Mas os médicos fazem um alerta: nada de se automedicar. Isso pode ser desastroso na verdade. “Pacientes com condições dolorosas crônicas, como a osteoartrite, muitas vezes acabam usando medicamentos de venda livre como paracetamol e anti-inflamatórios para alívio dos sintomas, o que é duplamente perigoso já que adia a visita ao médico para o real tratamento e, também, porque o uso repetido desses medicamentos causa complicações renais e cardiovasculares”, esclarece Fernando Jorge.
O uso de analgésicos também não é ideal para a enxaqueca, pois está ligado à cronificação da doença. “O uso excessivo de medicações é o cronificador mais frequente, responsável por alterar a resposta dos receptores de dor no cérebro e gerar um ciclo de dependência e piora progressiva da condição, causando um efeito rebote”, explica Tiago de Paula.

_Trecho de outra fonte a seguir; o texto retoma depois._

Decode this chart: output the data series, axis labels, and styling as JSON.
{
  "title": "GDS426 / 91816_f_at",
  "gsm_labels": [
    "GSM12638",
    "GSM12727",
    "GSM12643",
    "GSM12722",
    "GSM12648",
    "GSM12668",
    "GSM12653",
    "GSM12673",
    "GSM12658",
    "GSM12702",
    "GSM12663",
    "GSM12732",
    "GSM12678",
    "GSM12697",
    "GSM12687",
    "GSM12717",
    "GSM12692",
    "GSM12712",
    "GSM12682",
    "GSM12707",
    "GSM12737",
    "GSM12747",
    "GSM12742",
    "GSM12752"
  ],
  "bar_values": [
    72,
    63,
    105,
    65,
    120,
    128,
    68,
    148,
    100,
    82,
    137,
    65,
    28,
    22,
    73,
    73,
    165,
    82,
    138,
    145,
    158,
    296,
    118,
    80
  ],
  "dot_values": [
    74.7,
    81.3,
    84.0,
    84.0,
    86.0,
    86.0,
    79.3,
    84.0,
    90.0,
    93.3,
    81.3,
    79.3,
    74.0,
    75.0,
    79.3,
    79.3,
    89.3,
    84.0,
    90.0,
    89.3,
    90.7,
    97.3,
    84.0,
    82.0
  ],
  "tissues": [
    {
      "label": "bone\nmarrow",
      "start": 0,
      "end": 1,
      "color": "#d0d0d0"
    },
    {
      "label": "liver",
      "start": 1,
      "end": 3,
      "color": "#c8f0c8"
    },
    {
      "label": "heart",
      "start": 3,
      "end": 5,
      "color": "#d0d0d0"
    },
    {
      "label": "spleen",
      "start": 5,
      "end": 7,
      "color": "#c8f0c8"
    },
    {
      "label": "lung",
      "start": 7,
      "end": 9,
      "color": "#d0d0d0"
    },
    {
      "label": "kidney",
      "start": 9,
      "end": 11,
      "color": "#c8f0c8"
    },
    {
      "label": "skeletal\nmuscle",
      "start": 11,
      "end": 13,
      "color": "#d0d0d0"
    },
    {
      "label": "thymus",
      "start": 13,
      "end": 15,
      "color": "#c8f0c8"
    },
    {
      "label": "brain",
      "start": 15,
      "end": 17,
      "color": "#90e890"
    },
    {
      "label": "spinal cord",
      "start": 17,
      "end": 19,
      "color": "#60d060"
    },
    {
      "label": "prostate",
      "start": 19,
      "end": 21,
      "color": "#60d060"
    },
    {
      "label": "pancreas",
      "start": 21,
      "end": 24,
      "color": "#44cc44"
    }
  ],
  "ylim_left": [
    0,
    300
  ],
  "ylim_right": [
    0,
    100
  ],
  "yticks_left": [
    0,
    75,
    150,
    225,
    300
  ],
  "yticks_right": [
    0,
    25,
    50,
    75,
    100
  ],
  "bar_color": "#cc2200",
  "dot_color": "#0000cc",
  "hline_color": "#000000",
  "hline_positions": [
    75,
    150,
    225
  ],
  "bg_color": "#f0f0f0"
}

“Esse efeito funciona dessa forma: a pessoa toma a medicação para a crise, tem um alivio momentâneo, pouco tempo depois, a dor volta (reaparece mais cedo e com mais frequência) e ela toma outro comprimido e, quando percebe, já está tomando comprimido quase todos os dias. O paciente toma remédio para dor achando que está tratando a enxaqueca, mas o uso contínuo dela faz com que os receptores fiquem ‘menos sensíveis’ e, com o tempo, o cérebro precisa de doses maiores para obter o mesmo efeito, aumentando assim a quantidade de remédios consumidos e a frequência das crises.O acompanhamento multidisciplinar, com neurologistas, psicólogos e nutricionistas, traz excelentes resultados”, reforça o neurologista.